17.O nie...

162 4 12
                                    

Miesiąc później

Ten miesiąc wspominam bardzo dobrze, jeszcze parę razy spotkałam się z Cordianem, a z Willem nasz kontakt był w miarę stabilny.

Dziś obudziłam się z bólem brzucha. Ucieszyłam się ponieważ spóźniał mi się okres. W końcu go dostałam. Udałam się do łazienki, ale po sprawdzeniu niczego nie było. Pewnie dostanę go jeszcze dzisiaj. Podczas wstawania z toalety zakręciło mi się w głowie. Dziwne. Jednak wstałam i kiedy położyłam się na łóżku zadzwonił mój telefon. Zobaczyłam na ekranie Williama.

-Halo- Odezwałam się pierwsza.

-Cześć, dzwonię cię tylko poinformować że jutro jedziemy do domu dziecka.

- Okej..

- Czemu jesteś taka smutna?- Zapytał chyba nie zbyt zainteresowany.
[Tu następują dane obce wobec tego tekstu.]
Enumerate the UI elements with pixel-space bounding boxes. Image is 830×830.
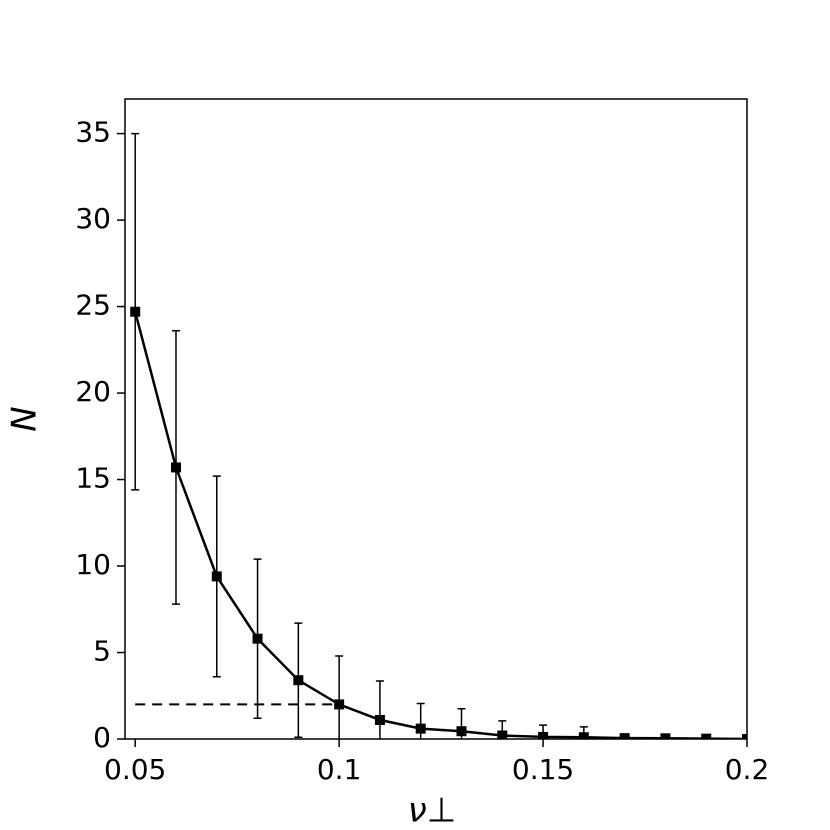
y-axis-label: N — [5, 406, 45, 431]
marker — [456, 726, 467, 737]
plot-frame — [124, 98, 748, 740]
x-tick-label: 0.2 — [725, 753, 770, 786]
marker — [170, 462, 181, 473]
marker — [211, 571, 222, 582]
y-tick-label: 20 — [75, 375, 111, 408]
marker — [293, 675, 304, 686]
marker — [415, 723, 426, 734]
marker — [619, 733, 630, 739]
marker — [130, 306, 141, 317]
marker — [742, 734, 747, 739]
marker — [497, 730, 508, 739]
y-tick-label: 35 — [75, 116, 111, 149]
x-tick-label: 0.15 — [512, 753, 574, 786]
plot-area — [130, 132, 747, 739]
marker — [701, 733, 712, 739]
data-line — [133, 311, 747, 739]
marker — [578, 732, 589, 739]
marker — [660, 733, 671, 739]
marker — [374, 714, 385, 725]
y-tick-label: 30 — [75, 202, 111, 235]
y-tick-label: 15 — [75, 462, 111, 495]
marker — [252, 633, 263, 644]
marker — [334, 699, 345, 710]
y-tick-label: 10 — [75, 548, 111, 581]
y-tick-label: 25 — [75, 289, 111, 322]
x-tick-label: 0.05 — [104, 753, 166, 786]
y-tick-label: 5 — [93, 635, 111, 668]
y-tick-label: 0 — [93, 721, 111, 754]
marker — [538, 731, 549, 739]
x-tick-label: 0.1 — [317, 753, 362, 786]
x-axis-label: ν⊥ — [408, 791, 457, 830]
- Nic nie mam siły trochę.- Powiedziałam zgodnie z prawdą.

- Dasz radę. Dobra muszę kończyć.- powiedział po czym od razu się rozłączył.

Zadzwoniłam dzwonkiem, a po chwili do mojego pokoju wszedł ochroniarz.

- Proszę powiedz, że chcę śniadanie. Może Crossanta z czekoladą i kawę.

Mężczyzna skiną głową po czym odrazu wyszedł.
A ja zaczęłam przeglądać telefon, zobaczyłam że Daisy wysłała mi zdjęcie na którym widać już dobrze zarysowany brzuszek. Prawdopodobnie będzie miała córeczkę. Mam nadzieję że wróci do pracy, ale na razie głupio mi o to pytać. Odpisałam jej i wysłałam gifa. Zobaczyłam także że Zoe wysłała mi zdjęcie z wycieczki klasowej, ale im zazdroszczę. Naprawdę tęsknię za tą klasą. Z rozmyślań wyrwał mnie kelner niosący moje danie.

- Dziękuję - powiedziałam kiedy postawił mi talerz i kawę na stoliku nocnym.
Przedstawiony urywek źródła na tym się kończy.